On Endless Arcade, McGinley and Blake had to come to terms with a Teenage Fanclub without fellow founding member Gerard Love, who quit the band in 2019. While Blake says he and McGinley took up the slack on the songwriting front, the bigger challenge was keeping their signature three-part harmony vocal sound.
“After Gerry left, we wanted to bring someone in who was a great singer like he is,” Blake says, “and we got Euros Childs [of Gorky’s Zygotic Mynci], who’s an amazing singer. Harmonies come very naturally to him. But as always, we spent a lot of time working on our harmony arrangements, thinking about textures and how to spread them around to make them rich and interesting. It’s a simple way to make things sound slightly more complex.”
Chiming guitars, lush harmonies, three-minute pop songcraft—all the hallmarks of the Fannies are in fine form. But do they ever worry about repeating themselves?
“When we go to make a Teenage Fanclub album, we’re kind of in a bubble,” says McGinley. “There’s always part of me that thinks, ‘We’ll do what we do, and people who have previously liked what we did can decide whether they think it’s worth it or not.’ I don’t want to make the assumption that just because we make another record that people will follow. The last thing I’d want for someone who’s making music is to think about me. They should think about pleasing themselves first. So we do what we want to do and hope people like it. You don’t want to play on the expectation of other people. You could lose yourself quite badly if you thought of giving someone what they expect, because it may not be what they want.”

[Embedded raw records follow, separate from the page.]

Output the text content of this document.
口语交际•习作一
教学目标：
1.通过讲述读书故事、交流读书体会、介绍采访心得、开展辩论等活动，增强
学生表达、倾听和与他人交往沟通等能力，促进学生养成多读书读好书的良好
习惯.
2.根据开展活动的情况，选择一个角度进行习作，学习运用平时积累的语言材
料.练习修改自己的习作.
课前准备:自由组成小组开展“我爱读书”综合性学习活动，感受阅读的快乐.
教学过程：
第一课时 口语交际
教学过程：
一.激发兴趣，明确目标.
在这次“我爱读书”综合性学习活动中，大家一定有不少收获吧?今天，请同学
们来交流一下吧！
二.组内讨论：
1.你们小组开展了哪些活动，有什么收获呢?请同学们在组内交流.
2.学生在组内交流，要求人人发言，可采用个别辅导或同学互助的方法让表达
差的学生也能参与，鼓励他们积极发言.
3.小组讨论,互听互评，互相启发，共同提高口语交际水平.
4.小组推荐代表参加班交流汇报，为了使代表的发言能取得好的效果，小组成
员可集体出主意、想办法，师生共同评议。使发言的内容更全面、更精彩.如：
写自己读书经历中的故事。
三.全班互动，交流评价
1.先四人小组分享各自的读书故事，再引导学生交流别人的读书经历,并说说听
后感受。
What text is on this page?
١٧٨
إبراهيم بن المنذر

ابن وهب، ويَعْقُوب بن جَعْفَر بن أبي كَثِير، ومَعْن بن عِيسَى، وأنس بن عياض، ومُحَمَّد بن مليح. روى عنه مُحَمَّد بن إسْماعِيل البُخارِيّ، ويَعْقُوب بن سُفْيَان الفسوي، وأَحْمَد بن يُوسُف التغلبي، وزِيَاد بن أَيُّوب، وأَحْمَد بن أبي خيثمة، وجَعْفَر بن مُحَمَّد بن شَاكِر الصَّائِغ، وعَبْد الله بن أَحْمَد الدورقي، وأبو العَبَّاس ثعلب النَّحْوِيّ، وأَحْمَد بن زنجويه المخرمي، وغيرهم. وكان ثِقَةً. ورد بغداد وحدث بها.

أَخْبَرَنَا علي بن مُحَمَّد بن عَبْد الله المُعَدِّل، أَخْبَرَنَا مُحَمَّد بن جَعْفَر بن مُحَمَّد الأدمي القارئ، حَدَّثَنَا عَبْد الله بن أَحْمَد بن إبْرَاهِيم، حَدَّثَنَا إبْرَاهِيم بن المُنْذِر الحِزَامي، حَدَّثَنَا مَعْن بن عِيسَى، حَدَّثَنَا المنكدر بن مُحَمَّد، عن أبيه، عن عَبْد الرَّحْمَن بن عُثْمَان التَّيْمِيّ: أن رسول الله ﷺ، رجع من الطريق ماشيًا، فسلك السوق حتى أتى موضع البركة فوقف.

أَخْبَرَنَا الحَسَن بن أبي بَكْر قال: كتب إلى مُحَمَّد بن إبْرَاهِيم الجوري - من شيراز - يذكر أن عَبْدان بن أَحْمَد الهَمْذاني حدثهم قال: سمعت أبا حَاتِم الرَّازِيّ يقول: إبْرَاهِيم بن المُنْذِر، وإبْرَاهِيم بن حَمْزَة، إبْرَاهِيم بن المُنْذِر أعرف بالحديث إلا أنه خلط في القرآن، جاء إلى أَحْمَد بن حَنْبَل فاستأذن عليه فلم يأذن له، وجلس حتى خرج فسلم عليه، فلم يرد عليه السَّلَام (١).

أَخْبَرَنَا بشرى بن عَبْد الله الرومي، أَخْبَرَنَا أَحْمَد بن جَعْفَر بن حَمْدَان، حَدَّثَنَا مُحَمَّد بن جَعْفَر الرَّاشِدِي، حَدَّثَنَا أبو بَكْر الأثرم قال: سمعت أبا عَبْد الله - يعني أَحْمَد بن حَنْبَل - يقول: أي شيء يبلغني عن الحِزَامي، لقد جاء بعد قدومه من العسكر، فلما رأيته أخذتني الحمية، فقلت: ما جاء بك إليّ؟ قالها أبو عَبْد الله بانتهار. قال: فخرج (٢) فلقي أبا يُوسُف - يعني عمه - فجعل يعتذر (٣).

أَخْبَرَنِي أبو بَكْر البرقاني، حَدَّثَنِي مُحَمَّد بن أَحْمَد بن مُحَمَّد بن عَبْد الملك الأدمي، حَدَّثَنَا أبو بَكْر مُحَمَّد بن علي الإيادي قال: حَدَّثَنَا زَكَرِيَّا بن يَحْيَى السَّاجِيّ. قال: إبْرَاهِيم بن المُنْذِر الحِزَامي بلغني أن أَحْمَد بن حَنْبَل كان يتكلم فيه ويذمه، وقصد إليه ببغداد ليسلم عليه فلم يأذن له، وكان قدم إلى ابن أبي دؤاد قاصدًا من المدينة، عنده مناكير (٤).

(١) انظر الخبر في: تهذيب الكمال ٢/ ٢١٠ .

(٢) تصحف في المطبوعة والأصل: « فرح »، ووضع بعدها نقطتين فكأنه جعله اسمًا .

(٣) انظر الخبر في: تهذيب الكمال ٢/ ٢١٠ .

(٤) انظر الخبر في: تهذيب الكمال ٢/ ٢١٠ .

“I think primarily we want to make records that we’re happy with,” Blake agrees. “We’re conscious that people are expecting an album of songs. We’re not going to make something wildly experimental or all synthesizers. Teenage Fanclub is always about songs. So each album is a collection of new songs. That’s how this band really works. Musicians get together in a studio, work up arrangements and play them to the best of our ability. It’s about continuity.”
And of course, comfortable melancholy.